PythonJupyterLaTeXStreamlitsetup: easycomplexity 2/5

Handcalcs is a Python library that takes mathematical calculations written in Jupyter notebooks and displays them the way a person would write them by hand: first the symbolic formula, then the numbers substituted in, then the final result. If you write something like c = 2*a + b/3 in a notebook cell and use handcalcs, it renders as a formatted equation showing the formula with letters, then with the actual numbers plugged in, then the answer. This makes it much easier for a reviewer to check the work step by step without guessing where the numbers came from.

The library is aimed at engineers and technical professionals who document calculations in Jupyter notebooks and want clean, readable output without writing LaTeX by hand. Because handcalcs shows the numeric substitution explicitly, calculations become significantly easier to audit.

There are two main ways to use it. The first is as a Jupyter cell magic: adding %%render at the top of a cell causes handcalcs to automatically render all the calculations in that cell as LaTeX. The second is as a Python decorator, @handcalc(), which you apply to a function definition. The decorator approach also works outside Jupyter, for example inside a Streamlit web application.

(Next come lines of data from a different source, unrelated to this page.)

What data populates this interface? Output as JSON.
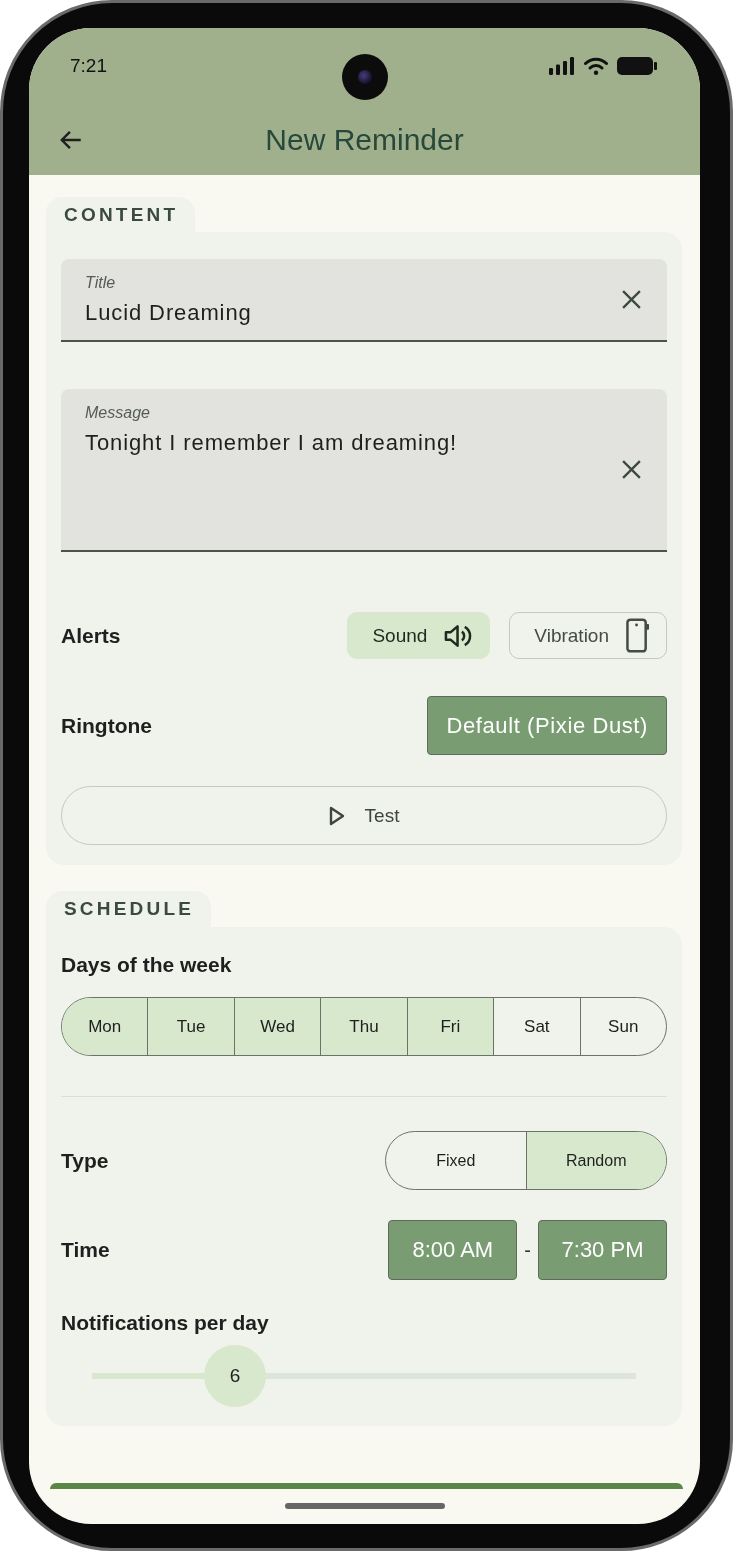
{
  "status_bar": {
    "time": "7:21"
  },
  "app_bar": {
    "title": "New Reminder"
  },
  "content": {
    "heading": "CONTENT",
    "fields": [
      {
        "kind": "line",
        "label": "Title",
        "value": "Lucid Dreaming"
      },
      {
        "kind": "area",
        "label": "Message",
        "value": "Tonight I remember I am dreaming!"
      }
    ],
    "alerts": {
      "label": "Alerts",
      "options": [
        {
          "kind": "sound",
          "label": "Sound",
          "on": true
        },
        {
          "kind": "vibration",
          "label": "Vibration",
          "on": false
        }
      ]
    },
    "ringtone": {
      "label": "Ringtone",
      "value": "Default (Pixie Dust)"
    },
    "test_button": "Test"
  },
  "schedule": {
    "heading": "SCHEDULE",
    "days_label": "Days of the week",
    "days": [
      {
        "label": "Mon",
        "selected": true
      },
      {
        "label": "Tue",
        "selected": true
      },
      {
        "label": "Wed",
        "selected": true
      },
      {
        "label": "Thu",
        "selected": true
      },
      {
        "label": "Fri",
        "selected": true
      },
      {
        "label": "Sat",
        "selected": false
      },
      {
        "label": "Sun",
        "selected": false
      }
    ],
    "type": {
      "label": "Type",
      "options": [
        {
          "label": "Fixed",
          "selected": false
        },
        {
          "label": "Random",
          "selected": true
        }
      ]
    },
    "time": {
      "label": "Time",
      "start": "8:00 AM",
      "separator": "-",
      "end": "7:30 PM"
    },
    "notifications": {
      "label": "Notifications per day",
      "value": "6",
      "level": 0.263
    }
  }
}
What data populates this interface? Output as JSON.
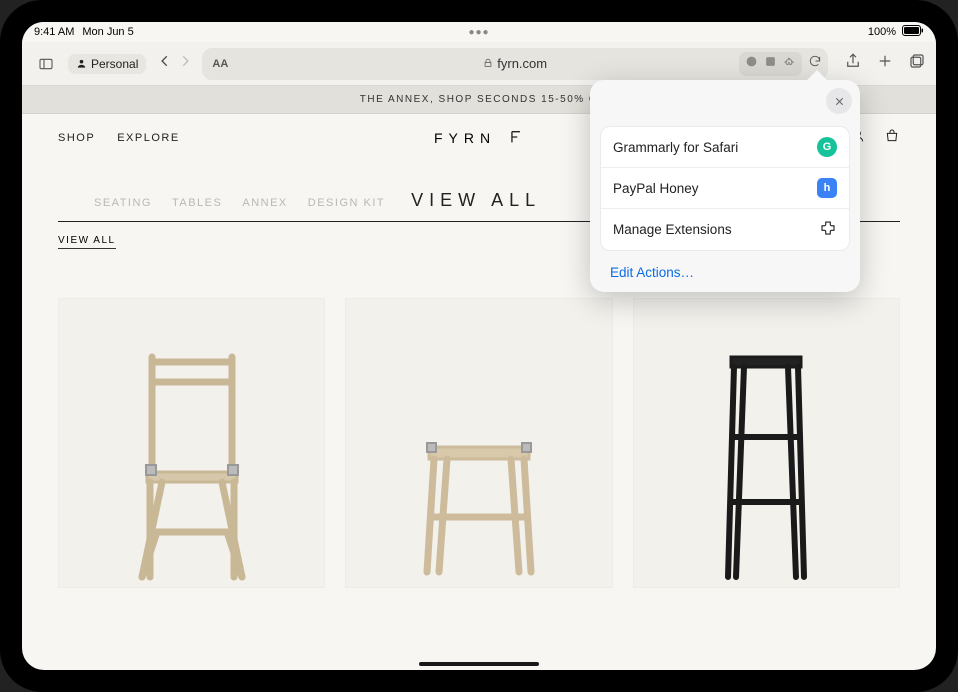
{
  "status": {
    "time": "9:41 AM",
    "date": "Mon Jun 5",
    "battery": "100%"
  },
  "toolbar": {
    "profile_label": "Personal",
    "aa_label": "AA",
    "url_label": "fyrn.com"
  },
  "site": {
    "promo_text": "THE ANNEX, SHOP SECONDS 15-50% O",
    "nav": {
      "shop": "SHOP",
      "explore": "EXPLORE"
    },
    "logo_word": "FYRN",
    "logo_mark": "╔",
    "categories": [
      "SEATING",
      "TABLES",
      "ANNEX",
      "DESIGN KIT"
    ],
    "view_all_big": "VIEW ALL",
    "view_all_small": "VIEW ALL"
  },
  "popover": {
    "items": [
      {
        "label": "Grammarly for Safari",
        "badge_letter": "G",
        "badge_class": "grammarly"
      },
      {
        "label": "PayPal Honey",
        "badge_letter": "h",
        "badge_class": "honey"
      }
    ],
    "manage_label": "Manage Extensions",
    "edit_actions": "Edit Actions…"
  }
}
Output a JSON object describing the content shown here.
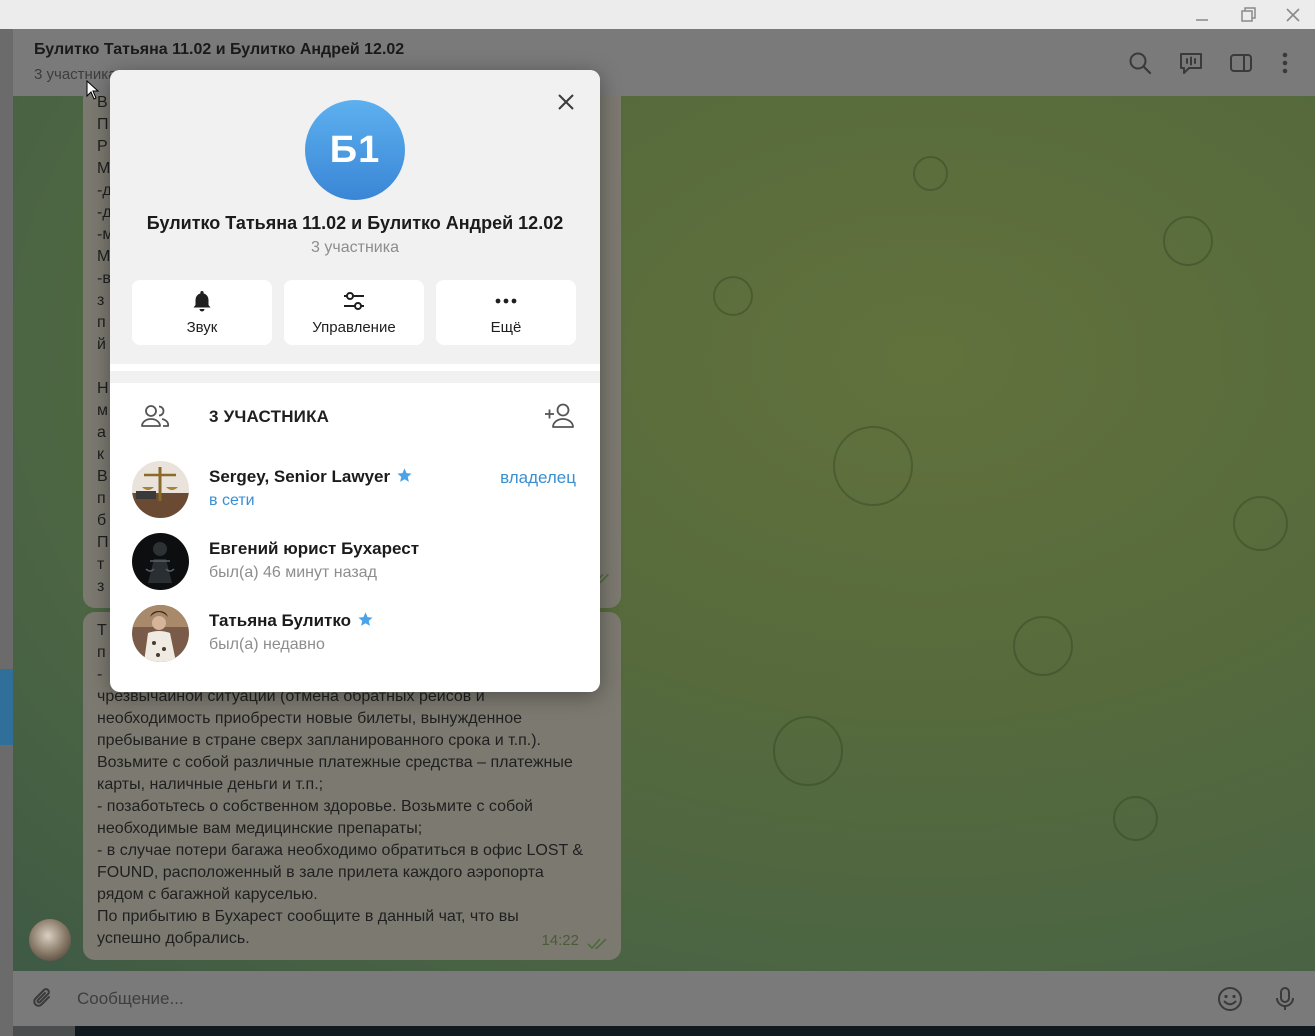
{
  "window": {
    "controls": [
      "minimize-icon",
      "restore-icon",
      "close-icon"
    ]
  },
  "chat": {
    "title": "Булитко Татьяна 11.02 и Булитко Андрей 12.02",
    "subtitle": "3 участника",
    "header_icons": [
      "search-icon",
      "voice-chat-icon",
      "sidebar-toggle-icon",
      "more-vertical-icon"
    ]
  },
  "messages": {
    "first_partial_letters": [
      "В",
      "П",
      "Р",
      "М",
      "-д",
      "-д",
      "-м",
      "М",
      "-в",
      "з",
      "п",
      "й",
      "",
      "Н",
      "м",
      "а",
      "к",
      "В",
      "п",
      "б",
      "П",
      "т",
      "з"
    ],
    "second_first_letters": [
      "Т",
      "п",
      "-"
    ],
    "second_lines": [
      "чрезвычайной ситуации (отмена обратных рейсов и",
      "необходимость приобрести новые билеты, вынужденное",
      "пребывание в стране сверх запланированного срока и т.п.).",
      "Возьмите с собой различные платежные средства – платежные",
      "карты, наличные деньги и т.п.;",
      "- позаботьтесь о собственном здоровье. Возьмите с собой",
      "необходимые вам медицинские препараты;",
      "- в случае потери багажа необходимо обратиться в офис LOST &",
      "FOUND, расположенный в зале прилета каждого аэропорта",
      "рядом с багажной каруселью.",
      "По прибытию в Бухарест сообщите в данный чат, что вы",
      "успешно добрались."
    ],
    "time": "14:22"
  },
  "composer": {
    "placeholder": "Сообщение...",
    "attach_icon": "paperclip-icon",
    "emoji_icon": "emoji-icon",
    "mic_icon": "microphone-icon"
  },
  "dialog": {
    "avatar_initials": "Б1",
    "avatar_color": "#4a9de3",
    "name": "Булитко Татьяна 11.02 и Булитко Андрей 12.02",
    "count": "3 участника",
    "actions": [
      {
        "label": "Звук",
        "icon": "bell-icon"
      },
      {
        "label": "Управление",
        "icon": "sliders-icon"
      },
      {
        "label": "Ещё",
        "icon": "more-horizontal-icon"
      }
    ],
    "members_title": "3 УЧАСТНИКА",
    "members": [
      {
        "name": "Sergey, Senior Lawyer",
        "status": "в сети",
        "role": "владелец",
        "premium": true,
        "online": true
      },
      {
        "name": "Евгений юрист Бухарест",
        "status": "был(а) 46 минут назад",
        "role": "",
        "premium": false,
        "online": false
      },
      {
        "name": "Татьяна Булитко",
        "status": "был(а) недавно",
        "role": "",
        "premium": true,
        "online": false
      }
    ]
  },
  "colors": {
    "accent": "#3a8fd1",
    "overlay": "#7a7a7a"
  }
}
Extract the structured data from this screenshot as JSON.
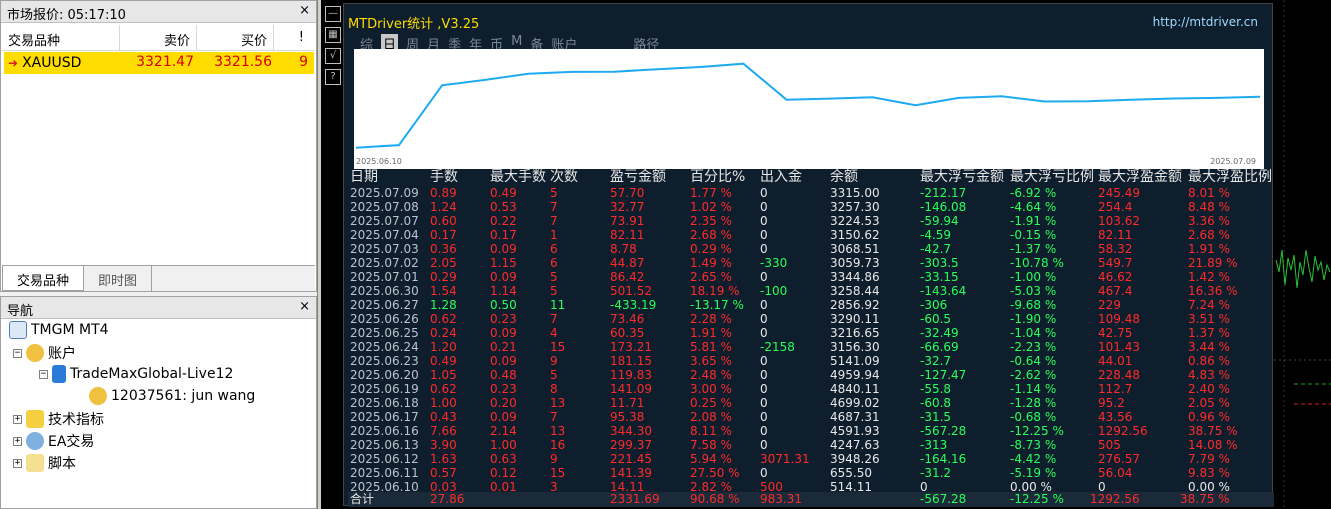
{
  "market_watch": {
    "title": "市场报价: 05:17:10",
    "close": "×",
    "columns": [
      "交易品种",
      "卖价",
      "买价",
      "!"
    ],
    "row": {
      "symbol": "XAUUSD",
      "bid": "3321.47",
      "ask": "3321.56",
      "spread": "9"
    },
    "tabs": [
      "交易品种",
      "即时图"
    ]
  },
  "navigator": {
    "title": "导航",
    "close": "×",
    "root": "TMGM MT4",
    "accounts": "账户",
    "server": "TradeMaxGlobal-Live12",
    "account": "12037561: jun wang",
    "indicators": "技术指标",
    "experts": "EA交易",
    "scripts": "脚本"
  },
  "stats": {
    "title": "MTDriver统计 ,V3.25",
    "url": "http://mtdriver.cn",
    "tabs": [
      "综",
      "日",
      "周",
      "月",
      "季",
      "年",
      "币",
      "M",
      "备",
      "账户",
      "",
      "路径"
    ],
    "spark_start": "2025.06.10",
    "spark_end": "2025.07.09",
    "headers": [
      "日期",
      "手数",
      "最大手数",
      "次数",
      "盈亏金额",
      "百分比%",
      "出入金",
      "余额",
      "最大浮亏金额",
      "最大浮亏比例",
      "最大浮盈金额",
      "最大浮盈比例"
    ],
    "rows": [
      [
        "2025.07.09",
        "0.89",
        "0.49",
        "5",
        "57.70",
        "1.77 %",
        "0",
        "3315.00",
        "-212.17",
        "-6.92 %",
        "245.49",
        "8.01 %"
      ],
      [
        "2025.07.08",
        "1.24",
        "0.53",
        "7",
        "32.77",
        "1.02 %",
        "0",
        "3257.30",
        "-146.08",
        "-4.64 %",
        "254.4",
        "8.48 %"
      ],
      [
        "2025.07.07",
        "0.60",
        "0.22",
        "7",
        "73.91",
        "2.35 %",
        "0",
        "3224.53",
        "-59.94",
        "-1.91 %",
        "103.62",
        "3.36 %"
      ],
      [
        "2025.07.04",
        "0.17",
        "0.17",
        "1",
        "82.11",
        "2.68 %",
        "0",
        "3150.62",
        "-4.59",
        "-0.15 %",
        "82.11",
        "2.68 %"
      ],
      [
        "2025.07.03",
        "0.36",
        "0.09",
        "6",
        "8.78",
        "0.29 %",
        "0",
        "3068.51",
        "-42.7",
        "-1.37 %",
        "58.32",
        "1.91 %"
      ],
      [
        "2025.07.02",
        "2.05",
        "1.15",
        "6",
        "44.87",
        "1.49 %",
        "-330",
        "3059.73",
        "-303.5",
        "-10.78 %",
        "549.7",
        "21.89 %"
      ],
      [
        "2025.07.01",
        "0.29",
        "0.09",
        "5",
        "86.42",
        "2.65 %",
        "0",
        "3344.86",
        "-33.15",
        "-1.00 %",
        "46.62",
        "1.42 %"
      ],
      [
        "2025.06.30",
        "1.54",
        "1.14",
        "5",
        "501.52",
        "18.19 %",
        "-100",
        "3258.44",
        "-143.64",
        "-5.03 %",
        "467.4",
        "16.36 %"
      ],
      [
        "2025.06.27",
        "1.28",
        "0.50",
        "11",
        "-433.19",
        "-13.17 %",
        "0",
        "2856.92",
        "-306",
        "-9.68 %",
        "229",
        "7.24 %"
      ],
      [
        "2025.06.26",
        "0.62",
        "0.23",
        "7",
        "73.46",
        "2.28 %",
        "0",
        "3290.11",
        "-60.5",
        "-1.90 %",
        "109.48",
        "3.51 %"
      ],
      [
        "2025.06.25",
        "0.24",
        "0.09",
        "4",
        "60.35",
        "1.91 %",
        "0",
        "3216.65",
        "-32.49",
        "-1.04 %",
        "42.75",
        "1.37 %"
      ],
      [
        "2025.06.24",
        "1.20",
        "0.21",
        "15",
        "173.21",
        "5.81 %",
        "-2158",
        "3156.30",
        "-66.69",
        "-2.23 %",
        "101.43",
        "3.44 %"
      ],
      [
        "2025.06.23",
        "0.49",
        "0.09",
        "9",
        "181.15",
        "3.65 %",
        "0",
        "5141.09",
        "-32.7",
        "-0.64 %",
        "44.01",
        "0.86 %"
      ],
      [
        "2025.06.20",
        "1.05",
        "0.48",
        "5",
        "119.83",
        "2.48 %",
        "0",
        "4959.94",
        "-127.47",
        "-2.62 %",
        "228.48",
        "4.83 %"
      ],
      [
        "2025.06.19",
        "0.62",
        "0.23",
        "8",
        "141.09",
        "3.00 %",
        "0",
        "4840.11",
        "-55.8",
        "-1.14 %",
        "112.7",
        "2.40 %"
      ],
      [
        "2025.06.18",
        "1.00",
        "0.20",
        "13",
        "11.71",
        "0.25 %",
        "0",
        "4699.02",
        "-60.8",
        "-1.28 %",
        "95.2",
        "2.05 %"
      ],
      [
        "2025.06.17",
        "0.43",
        "0.09",
        "7",
        "95.38",
        "2.08 %",
        "0",
        "4687.31",
        "-31.5",
        "-0.68 %",
        "43.56",
        "0.96 %"
      ],
      [
        "2025.06.16",
        "7.66",
        "2.14",
        "13",
        "344.30",
        "8.11 %",
        "0",
        "4591.93",
        "-567.28",
        "-12.25 %",
        "1292.56",
        "38.75 %"
      ],
      [
        "2025.06.13",
        "3.90",
        "1.00",
        "16",
        "299.37",
        "7.58 %",
        "0",
        "4247.63",
        "-313",
        "-8.73 %",
        "505",
        "14.08 %"
      ],
      [
        "2025.06.12",
        "1.63",
        "0.63",
        "9",
        "221.45",
        "5.94 %",
        "3071.31",
        "3948.26",
        "-164.16",
        "-4.42 %",
        "276.57",
        "7.79 %"
      ],
      [
        "2025.06.11",
        "0.57",
        "0.12",
        "15",
        "141.39",
        "27.50 %",
        "0",
        "655.50",
        "-31.2",
        "-5.19 %",
        "56.04",
        "9.83 %"
      ],
      [
        "2025.06.10",
        "0.03",
        "0.01",
        "3",
        "14.11",
        "2.82 %",
        "500",
        "514.11",
        "0",
        "0.00 %",
        "0",
        "0.00 %"
      ]
    ],
    "total": {
      "label": "合计",
      "lots": "27.86",
      "pnl": "2331.69",
      "pct": "90.68 %",
      "deposit": "983.31",
      "max_dd": "-567.28",
      "max_dd_pct": "-12.25 %",
      "max_fp": "1292.56",
      "max_fp_pct": "38.75 %"
    }
  },
  "colors": {
    "profit": "#ff2b2b",
    "loss": "#29ff5a",
    "line": "#1eaaf1",
    "highlight": "#ffdd00"
  }
}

A %%tex command lets you convert a Python expression directly into raw LaTeX text if you want to copy the output into another document or system.

Several configuration options can be set globally, including the number of decimal places shown, the decimal separator character, whether to display scientific notation, and how many columns to use when showing parameters. Custom symbol mappings are also supported.

Completed notebooks can be exported as PDFs if a LaTeX environment is installed on the system. The project wiki documents compatibility with other calculation-related libraries. Handcalcs is available on PyPI and can be installed with pip.